Moses Chan

Moses Chan reported1 in 2004 that ultracold solid helium-4 might become a quantum superfluid, and flow through itself. A solid that could flow had been predicted decades before, and the suggestion that the strange substance might have been created thrilled condensed-matter physicists. But some were sceptical, including Chan’s former PhD supervisor, John Reppy of Cornell University in Ithaca, New York, who was profiled in Nature in 2010 as “The supersolid's nemesis”. Now Chan, who works at Pennsylvania State University in University Park, has joined the sceptics, as he declares in a paper published in Physical Review Letters2. Nature asked him how he came to change his mind.

What first caused you to doubt that supersolidity was the right explanation for what you and Eunseong Kim published in 2004?

In 2004, we reported that some of the moment of inertia of solid helium-4 in a rotating porous Vycor glass cell — an apparatus called a torsional oscillator — went missing when it was cooled down below 0.2 degrees above absolute zero. We suggested that was evidence of a supersolid forming. But in 2007, physicists James Day and John Beamish at the University of Alberta in Edmonton, Canada, showed3 that the shear modulus — the stiffness — of helium-4 increases as you decrease the temperature. Since then, I think, everyone in the field has been grappling with the possibility that when the temperature drops in a torsional oscillator, the solid helium becomes stiffer, and that mimics the supersolid signal.

How did you go about testing that?

In solid helium-4 you have dislocation lines — places where the crystal structure doesn’t quite line up — that become stiffer at lower temperatures. In the initial experiment, the solid helium formed in the pores of the Vycor glass, which are a few nanometres (billionths of a metre) across, and so could not accommodate dislocation lines that are tens of micrometres long (one micrometre is one millionth of a metre). But we realized that there was a gap between the Vycor glass and the top metal plate, where a layer of bulk solid was forming that could contain dislocation lines. So, with Duk Young Kim at Penn State, I designed a new cell, in which the Vycor glass is painted and sealed with epoxy resin, so that there is no space for any bulk solid. And we absolutely don’t see any signal with this cell. So our conclusion is that the signal we saw in 2004 was not due to the helium in the Vycor glass, but to the very thin bulk-solid layer.

Were you disappointed?

Sure, certainly it is disappointing after almost 10 years. We thought we had done all the right control experiments and that there was supersolidity. But, well, it didn’t turn out that way. It’s like being a detective for 10 years and as it turns out the culprit is not the most glamorous. On the other hand, it’s a sort of a relief because we have been at this for so long, and been so puzzled.

What are the human relationships like in this small field, where you are all critiquing each others’ experiments?

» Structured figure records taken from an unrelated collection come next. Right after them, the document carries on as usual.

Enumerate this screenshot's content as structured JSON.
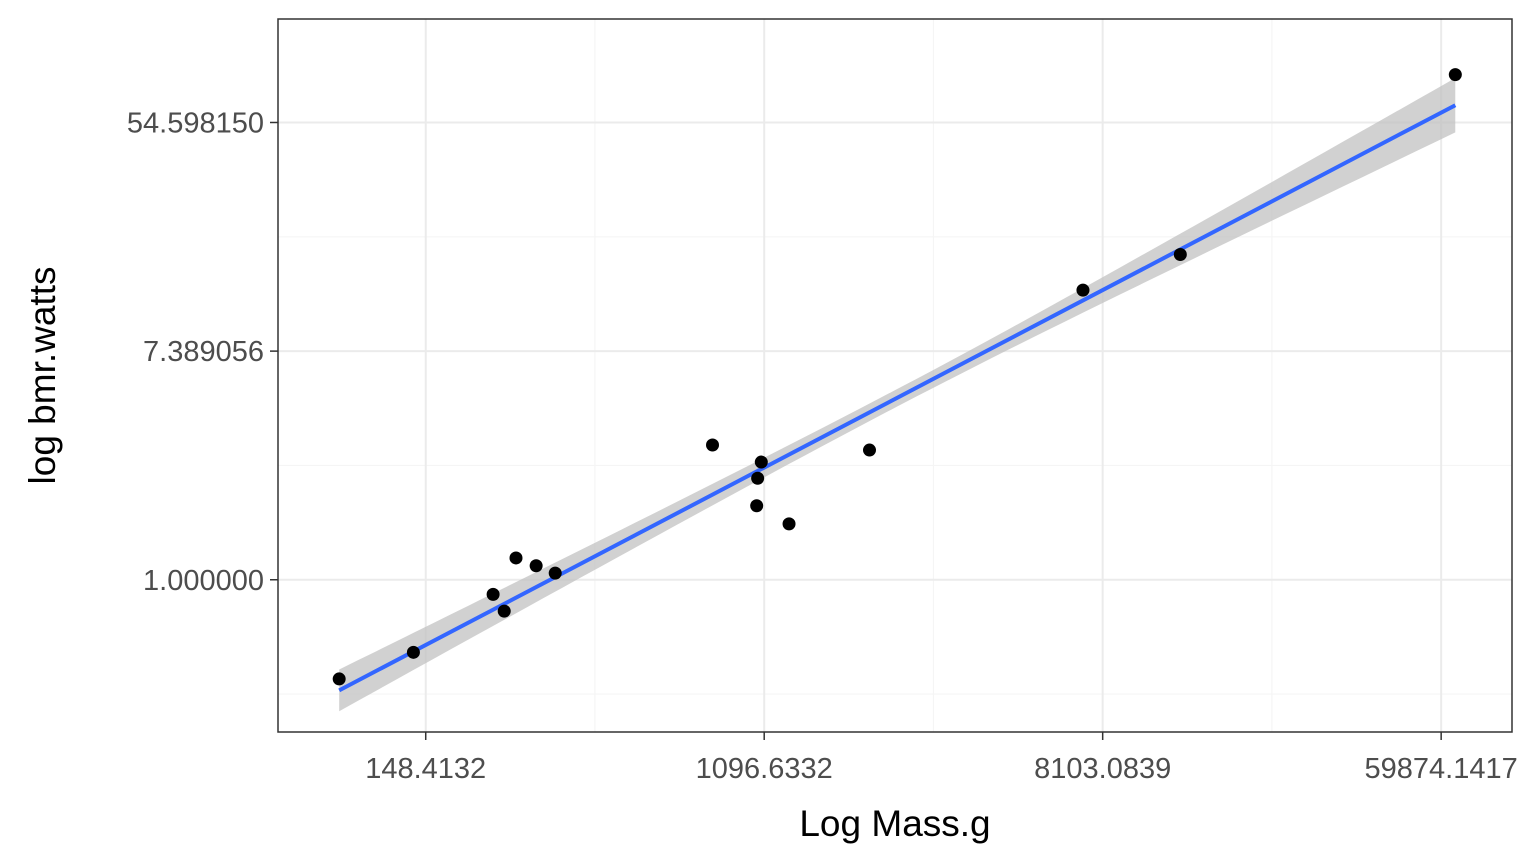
{
  "chart_data": {
    "type": "scatter",
    "title": "",
    "xlabel": "Log Mass.g",
    "ylabel": "log bmr.watts",
    "x_scale": "log",
    "y_scale": "log",
    "x_ticks": [
      {
        "value": 148.4132,
        "label": "148.4132"
      },
      {
        "value": 1096.6332,
        "label": "1096.6332"
      },
      {
        "value": 8103.0839,
        "label": "8103.0839"
      },
      {
        "value": 59874.1417,
        "label": "59874.1417"
      }
    ],
    "y_ticks": [
      {
        "value": 1.0,
        "label": "1.000000"
      },
      {
        "value": 7.389056,
        "label": "7.389056"
      },
      {
        "value": 54.59815,
        "label": "54.598150"
      }
    ],
    "xlim": [
      62,
      91000
    ],
    "ylim": [
      0.264,
      135
    ],
    "grid": true,
    "points": [
      {
        "x": 89,
        "y": 0.42
      },
      {
        "x": 138,
        "y": 0.53
      },
      {
        "x": 221,
        "y": 0.88
      },
      {
        "x": 236,
        "y": 0.76
      },
      {
        "x": 253,
        "y": 1.21
      },
      {
        "x": 285,
        "y": 1.13
      },
      {
        "x": 319,
        "y": 1.06
      },
      {
        "x": 808,
        "y": 3.25
      },
      {
        "x": 1049,
        "y": 1.91
      },
      {
        "x": 1055,
        "y": 2.43
      },
      {
        "x": 1078,
        "y": 2.8
      },
      {
        "x": 1270,
        "y": 1.63
      },
      {
        "x": 2043,
        "y": 3.11
      },
      {
        "x": 7212,
        "y": 12.6
      },
      {
        "x": 12820,
        "y": 17.2
      },
      {
        "x": 65100,
        "y": 83
      }
    ],
    "fit": {
      "method": "linear regression on log-log scale",
      "x": [
        89,
        65100
      ],
      "y": [
        0.38,
        63.5
      ],
      "band_lower": [
        0.316,
        50.0
      ],
      "band_upper": [
        0.455,
        80.5
      ]
    },
    "colors": {
      "points": "#000000",
      "fit_line": "#3366FF",
      "band": "#bfbfbf",
      "grid_major": "#ebebeb",
      "grid_minor": "#f5f5f5",
      "panel_border": "#333333"
    }
  }
}
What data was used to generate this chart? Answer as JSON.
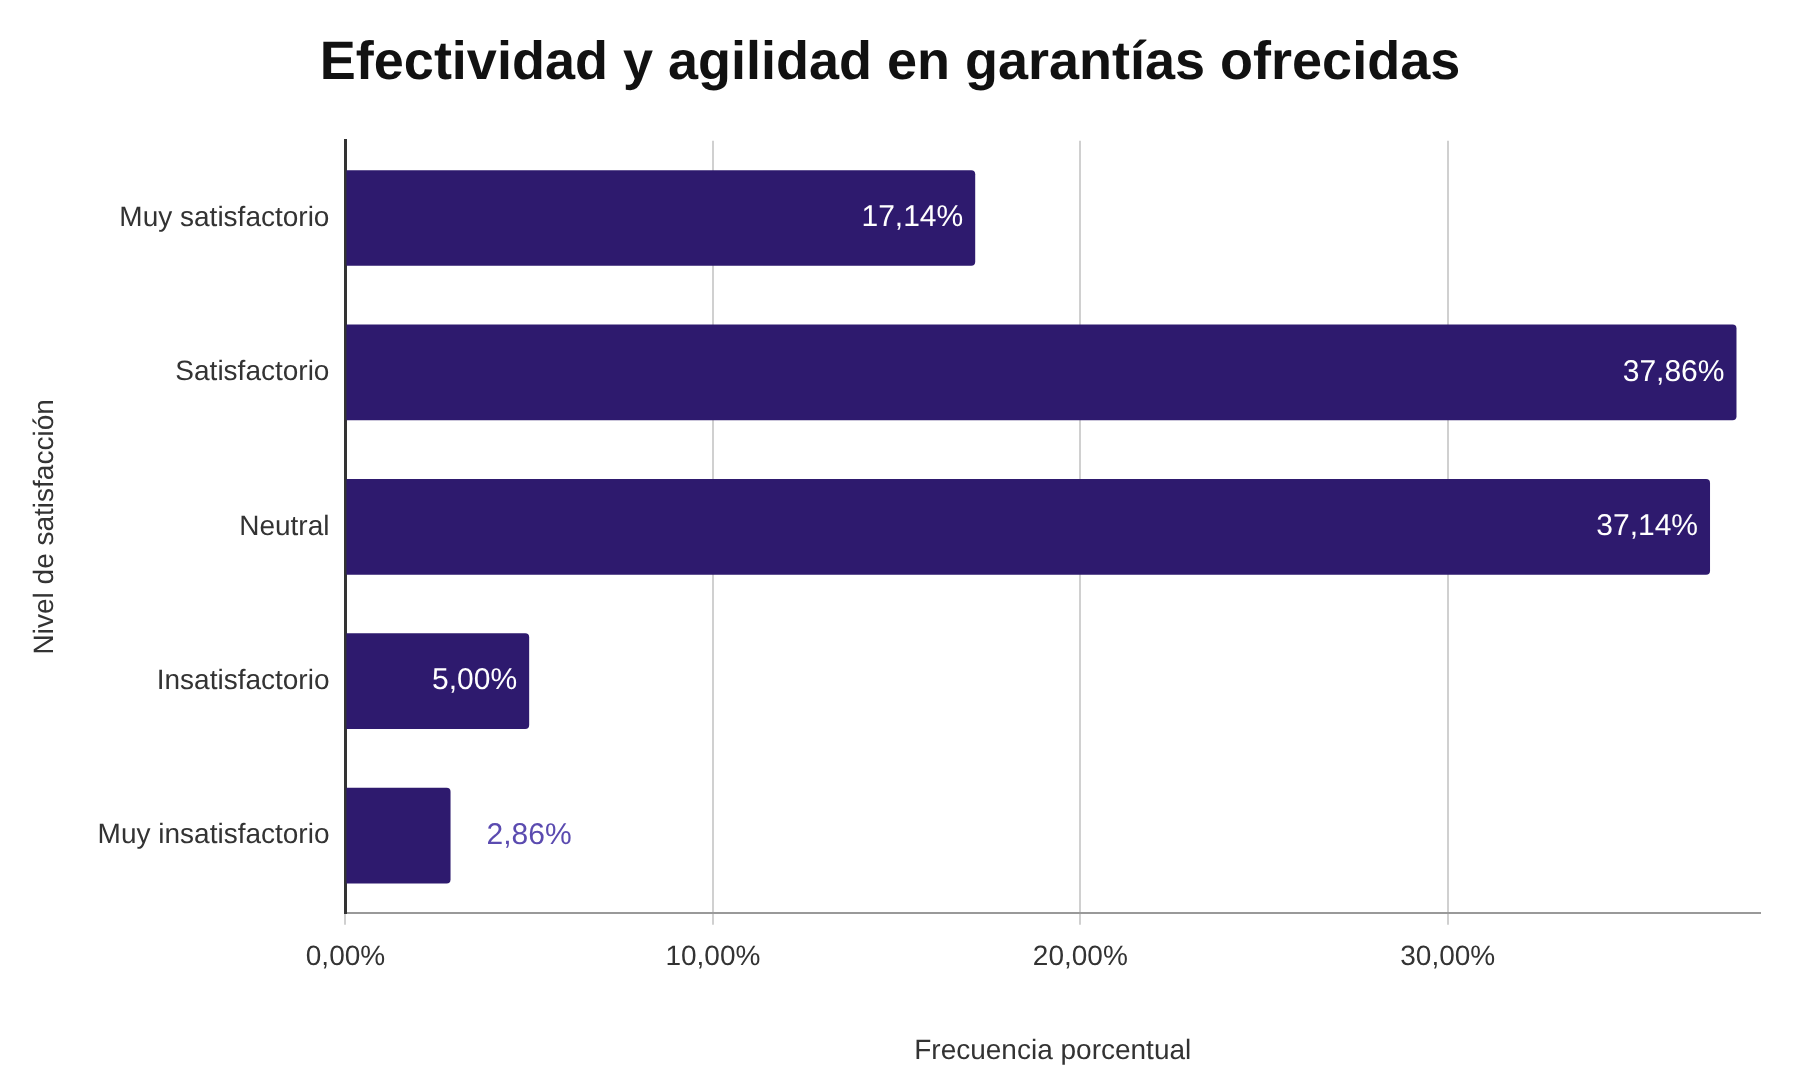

John Reppy, who this year also published4 an experiment with a Vycor glass cell suggesting that the signal was not due to supersolidity, is my former supervisor and my mentor. And Duk Young Kim is the former student of Eunseong Kim, with whom I published the 2004 paper. So there are four generations of us involved. And we’re all good friends.

Is everyone convinced now that there is no supersolid?

That is not something that we have measured directly in bulk helium; it is something that we infer. In 2010, Eunseong Kim — who is now at the Korea Advanced Institute of Science and Technology in Daejon — reported5 on an experiment in which bulk helium in a torsional oscillator acts as if it contains rotating quantum vortices, which is also a signal of supersolidity. That is very exciting. But between 2007 and now, many experiments in bulk solid helium have shown different, contradictory things. Knowing what we know now, it is reasonable for Eunseong and others to do the vortex experiment again at two different frequencies, because if the signal doesn’t depend on the frequency then it would be a supersolid signal and we would be excited.

Even though you would be wrong again?

That would be really nice. I would rather be wrong, and hear that there is supersolidity in bulk solid helium-4 after all. But at this point, there’s no other conclusion I can draw from my recent experiment than that there isn’t.